AT&T is conducting a 5G network trial with an actual business customer, albeit a friendly one. The trial, which is being conducted with the help of Ericsson, is using millimeter wave (mmWave) technology over the 15 GHz and 28 GHz spectrum bands to deliver real-time camera feeds and 4K HD video to Intel’s offices in Austin, Texas.
AT&T says it is clocking network speeds of nearly 14 Gb/s using the mmWave technology.
“We’re leaving the lab and heading into the field with a real-world business customer,” said Rick Hubbard, AT&T’s senior vice president of networking product management.
AT&T envisions being able to offer 5G to deliver video content, making it a potential competitor with cable companies. “We expect speeds rivaling what we see from cable providers,” said Tom Keathley, senior vice president, wireless network architecture and design, AT&T.

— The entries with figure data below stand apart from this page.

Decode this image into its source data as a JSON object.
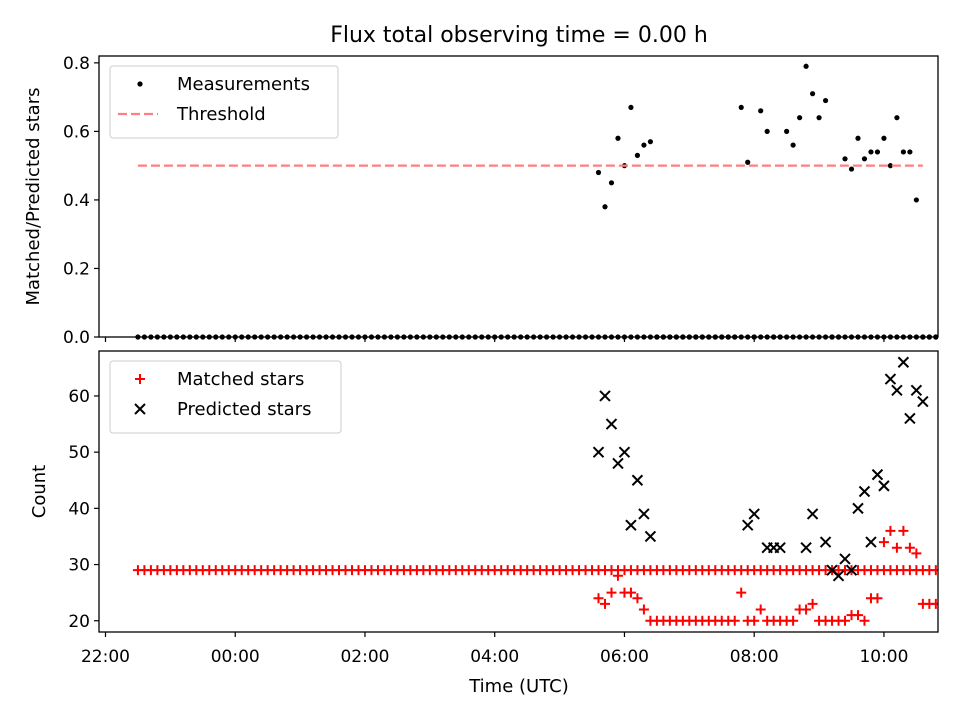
{
  "title": "Flux total observing time = 0.00 h",
  "xlabel": "Time (UTC)",
  "x_tick_labels": [
    "22:00",
    "00:00",
    "02:00",
    "04:00",
    "06:00",
    "08:00",
    "10:00"
  ],
  "chart_data": [
    {
      "type": "scatter",
      "ylabel": "Matched/Predicted stars",
      "ylim": [
        0,
        0.82
      ],
      "yticks": [
        0.0,
        0.2,
        0.4,
        0.6,
        0.8
      ],
      "y_tick_labels": [
        "0.0",
        "0.2",
        "0.4",
        "0.6",
        "0.8"
      ],
      "legend_placement": "upper-left",
      "series": [
        {
          "name": "Measurements",
          "style": "dot",
          "color": "#000000",
          "x": [
            "22:30",
            "22:36",
            "22:42",
            "22:48",
            "22:54",
            "23:00",
            "23:06",
            "23:12",
            "23:18",
            "23:24",
            "23:30",
            "23:36",
            "23:42",
            "23:48",
            "23:54",
            "00:00",
            "00:06",
            "00:12",
            "00:18",
            "00:24",
            "00:30",
            "00:36",
            "00:42",
            "00:48",
            "00:54",
            "01:00",
            "01:06",
            "01:12",
            "01:18",
            "01:24",
            "01:30",
            "01:36",
            "01:42",
            "01:48",
            "01:54",
            "02:00",
            "02:06",
            "02:12",
            "02:18",
            "02:24",
            "02:30",
            "02:36",
            "02:42",
            "02:48",
            "02:54",
            "03:00",
            "03:06",
            "03:12",
            "03:18",
            "03:24",
            "03:30",
            "03:36",
            "03:42",
            "03:48",
            "03:54",
            "04:00",
            "04:06",
            "04:12",
            "04:18",
            "04:24",
            "04:30",
            "04:36",
            "04:42",
            "04:48",
            "04:54",
            "05:00",
            "05:06",
            "05:12",
            "05:18",
            "05:24",
            "05:30",
            "05:36",
            "05:42",
            "05:48",
            "05:54",
            "06:00",
            "06:06",
            "06:12",
            "06:18",
            "06:24",
            "06:30",
            "06:36",
            "06:42",
            "06:48",
            "06:54",
            "07:00",
            "07:06",
            "07:12",
            "07:18",
            "07:24",
            "07:30",
            "07:36",
            "07:42",
            "07:48",
            "07:54",
            "08:00",
            "08:06",
            "08:12",
            "08:18",
            "08:24",
            "08:30",
            "08:36",
            "08:42",
            "08:48",
            "08:54",
            "09:00",
            "09:06",
            "09:12",
            "09:18",
            "09:24",
            "09:30",
            "09:36",
            "09:42",
            "09:48",
            "09:54",
            "10:00",
            "10:06",
            "10:12",
            "10:18",
            "10:24",
            "10:30",
            "10:36",
            "10:42",
            "10:48"
          ],
          "y": [
            0,
            0,
            0,
            0,
            0,
            0,
            0,
            0,
            0,
            0,
            0,
            0,
            0,
            0,
            0,
            0,
            0,
            0,
            0,
            0,
            0,
            0,
            0,
            0,
            0,
            0,
            0,
            0,
            0,
            0,
            0,
            0,
            0,
            0,
            0,
            0,
            0,
            0,
            0,
            0,
            0,
            0,
            0,
            0,
            0,
            0,
            0,
            0,
            0,
            0,
            0,
            0,
            0,
            0,
            0,
            0,
            0,
            0,
            0,
            0,
            0,
            0,
            0,
            0,
            0,
            0,
            0,
            0,
            0,
            0,
            0,
            0,
            0,
            0,
            0,
            0,
            0,
            0,
            0,
            0,
            0,
            0,
            0,
            0,
            0,
            0,
            0,
            0,
            0,
            0,
            0,
            0,
            0,
            0,
            0,
            0,
            0,
            0,
            0,
            0,
            0,
            0,
            0,
            0,
            0,
            0,
            0,
            0,
            0,
            0,
            0,
            0,
            0,
            0,
            0,
            0,
            0,
            0,
            0,
            0,
            0,
            0,
            0,
            0
          ]
        },
        {
          "name": "Measurements",
          "style": "dot",
          "color": "#000000",
          "x": [
            "05:36",
            "05:42",
            "05:48",
            "05:54",
            "06:00",
            "06:06",
            "06:12",
            "06:18",
            "06:24",
            "06:30",
            "06:36",
            "06:42",
            "06:48",
            "06:54",
            "07:00",
            "07:06",
            "07:12",
            "07:18",
            "07:24",
            "07:30",
            "07:36",
            "07:42",
            "07:48",
            "07:54",
            "08:00",
            "08:06",
            "08:12",
            "08:18",
            "08:24",
            "08:30",
            "08:36",
            "08:42",
            "08:48",
            "08:54",
            "09:00",
            "09:06",
            "09:12",
            "09:18",
            "09:24",
            "09:30",
            "09:36",
            "09:42",
            "09:48",
            "09:54",
            "10:00",
            "10:06",
            "10:12",
            "10:18",
            "10:24",
            "10:30",
            "10:36",
            "10:42",
            "10:48"
          ],
          "y": [
            0.48,
            0.38,
            0.45,
            0.58,
            0.5,
            0.67,
            0.53,
            0.56,
            0.57,
            0,
            0,
            0,
            0,
            0,
            0,
            0,
            0,
            0,
            0,
            0,
            0,
            0,
            0.67,
            0.51,
            0,
            0.66,
            0.6,
            0,
            0,
            0.6,
            0.56,
            0.64,
            0.79,
            0.71,
            0.64,
            0.69,
            0,
            0,
            0.52,
            0.49,
            0.58,
            0.52,
            0.54,
            0.54,
            0.58,
            0.5,
            0.64,
            0.54,
            0.54,
            0.4,
            0,
            0,
            0
          ]
        },
        {
          "name": "Threshold",
          "style": "dashed-line",
          "color": "#ff7f7f",
          "x": [
            "22:30",
            "10:36"
          ],
          "y": [
            0.5,
            0.5
          ]
        }
      ]
    },
    {
      "type": "scatter",
      "ylabel": "Count",
      "ylim": [
        18,
        68
      ],
      "yticks": [
        20,
        30,
        40,
        50,
        60
      ],
      "y_tick_labels": [
        "20",
        "30",
        "40",
        "50",
        "60"
      ],
      "legend_placement": "upper-left",
      "series": [
        {
          "name": "Matched stars",
          "style": "plus",
          "color": "#ff0000",
          "x": [
            "22:30",
            "22:36",
            "22:42",
            "22:48",
            "22:54",
            "23:00",
            "23:06",
            "23:12",
            "23:18",
            "23:24",
            "23:30",
            "23:36",
            "23:42",
            "23:48",
            "23:54",
            "00:00",
            "00:06",
            "00:12",
            "00:18",
            "00:24",
            "00:30",
            "00:36",
            "00:42",
            "00:48",
            "00:54",
            "01:00",
            "01:06",
            "01:12",
            "01:18",
            "01:24",
            "01:30",
            "01:36",
            "01:42",
            "01:48",
            "01:54",
            "02:00",
            "02:06",
            "02:12",
            "02:18",
            "02:24",
            "02:30",
            "02:36",
            "02:42",
            "02:48",
            "02:54",
            "03:00",
            "03:06",
            "03:12",
            "03:18",
            "03:24",
            "03:30",
            "03:36",
            "03:42",
            "03:48",
            "03:54",
            "04:00",
            "04:06",
            "04:12",
            "04:18",
            "04:24",
            "04:30",
            "04:36",
            "04:42",
            "04:48",
            "04:54",
            "05:00",
            "05:06",
            "05:12",
            "05:18",
            "05:24",
            "05:30",
            "05:36",
            "05:42",
            "05:48",
            "05:54",
            "06:00",
            "06:06",
            "06:12",
            "06:18",
            "06:24",
            "06:30",
            "06:36",
            "06:42",
            "06:48",
            "06:54",
            "07:00",
            "07:06",
            "07:12",
            "07:18",
            "07:24",
            "07:30",
            "07:36",
            "07:42",
            "07:48",
            "07:54",
            "08:00",
            "08:06",
            "08:12",
            "08:18",
            "08:24",
            "08:30",
            "08:36",
            "08:42",
            "08:48",
            "08:54",
            "09:00",
            "09:06",
            "09:12",
            "09:18",
            "09:24",
            "09:30",
            "09:36",
            "09:42",
            "09:48",
            "09:54",
            "10:00",
            "10:06",
            "10:12",
            "10:18",
            "10:24",
            "10:30",
            "10:36",
            "10:42",
            "10:48"
          ],
          "y": [
            29,
            29,
            29,
            29,
            29,
            29,
            29,
            29,
            29,
            29,
            29,
            29,
            29,
            29,
            29,
            29,
            29,
            29,
            29,
            29,
            29,
            29,
            29,
            29,
            29,
            29,
            29,
            29,
            29,
            29,
            29,
            29,
            29,
            29,
            29,
            29,
            29,
            29,
            29,
            29,
            29,
            29,
            29,
            29,
            29,
            29,
            29,
            29,
            29,
            29,
            29,
            29,
            29,
            29,
            29,
            29,
            29,
            29,
            29,
            29,
            29,
            29,
            29,
            29,
            29,
            29,
            29,
            29,
            29,
            29,
            29,
            29,
            29,
            29,
            29,
            29,
            29,
            29,
            29,
            29,
            29,
            29,
            29,
            29,
            29,
            29,
            29,
            29,
            29,
            29,
            29,
            29,
            29,
            29,
            29,
            29,
            29,
            29,
            29,
            29,
            29,
            29,
            29,
            29,
            29,
            29,
            29,
            29,
            29,
            29,
            29,
            29,
            29,
            29,
            29,
            29,
            29,
            29,
            29,
            29,
            29,
            29,
            29,
            29
          ]
        },
        {
          "name": "Matched stars",
          "style": "plus",
          "color": "#ff0000",
          "x": [
            "05:36",
            "05:42",
            "05:48",
            "05:54",
            "06:00",
            "06:06",
            "06:12",
            "06:18",
            "06:24",
            "06:30",
            "06:36",
            "06:42",
            "06:48",
            "06:54",
            "07:00",
            "07:06",
            "07:12",
            "07:18",
            "07:24",
            "07:30",
            "07:36",
            "07:42",
            "07:48",
            "07:54",
            "08:00",
            "08:06",
            "08:12",
            "08:18",
            "08:24",
            "08:30",
            "08:36",
            "08:42",
            "08:48",
            "08:54",
            "09:00",
            "09:06",
            "09:12",
            "09:18",
            "09:24",
            "09:30",
            "09:36",
            "09:42",
            "09:48",
            "09:54",
            "10:00",
            "10:06",
            "10:12",
            "10:18",
            "10:24",
            "10:30",
            "10:36",
            "10:42",
            "10:48"
          ],
          "y": [
            24,
            23,
            25,
            28,
            25,
            25,
            24,
            22,
            20,
            20,
            20,
            20,
            20,
            20,
            20,
            20,
            20,
            20,
            20,
            20,
            20,
            20,
            25,
            20,
            20,
            22,
            20,
            20,
            20,
            20,
            20,
            22,
            22,
            23,
            20,
            20,
            20,
            20,
            20,
            21,
            21,
            20,
            24,
            24,
            34,
            36,
            33,
            36,
            33,
            32,
            23,
            23,
            23
          ]
        },
        {
          "name": "Predicted stars",
          "style": "x",
          "color": "#000000",
          "x": [
            "05:36",
            "05:42",
            "05:48",
            "05:54",
            "06:00",
            "06:06",
            "06:12",
            "06:18",
            "06:24",
            "07:54",
            "08:00",
            "08:12",
            "08:18",
            "08:24",
            "08:48",
            "08:54",
            "09:06",
            "09:12",
            "09:18",
            "09:24",
            "09:30",
            "09:36",
            "09:42",
            "09:48",
            "09:54",
            "10:00",
            "10:06",
            "10:12",
            "10:18",
            "10:24",
            "10:30",
            "10:36"
          ],
          "y": [
            50,
            60,
            55,
            48,
            50,
            37,
            45,
            39,
            35,
            37,
            39,
            33,
            33,
            33,
            33,
            39,
            34,
            29,
            28,
            31,
            29,
            40,
            43,
            34,
            46,
            44,
            63,
            61,
            66,
            56,
            61,
            59
          ]
        }
      ]
    }
  ]
}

When AT&T announced its $85 billion acquisition of Time Warner in late October, CEO Randall Stephenson touted the deal as a way for the company to build its content portfolio and ultimately compete with the cable companies in delivering high-speed broadband and TV services. At the time, Stephenson said that he believed the deal would drive more demand for 5G and even speed deployment.
AT&T’s Stephenson is expected to meet with the Senate Judiciary Committee this week to make a case for the company’s purchase of Time Warner. Lawmakers will look at antitrust concerns over the deal that combines the wireless heavyweight with Time Warner’s properties that include HBO, CNN, and Warner Bros.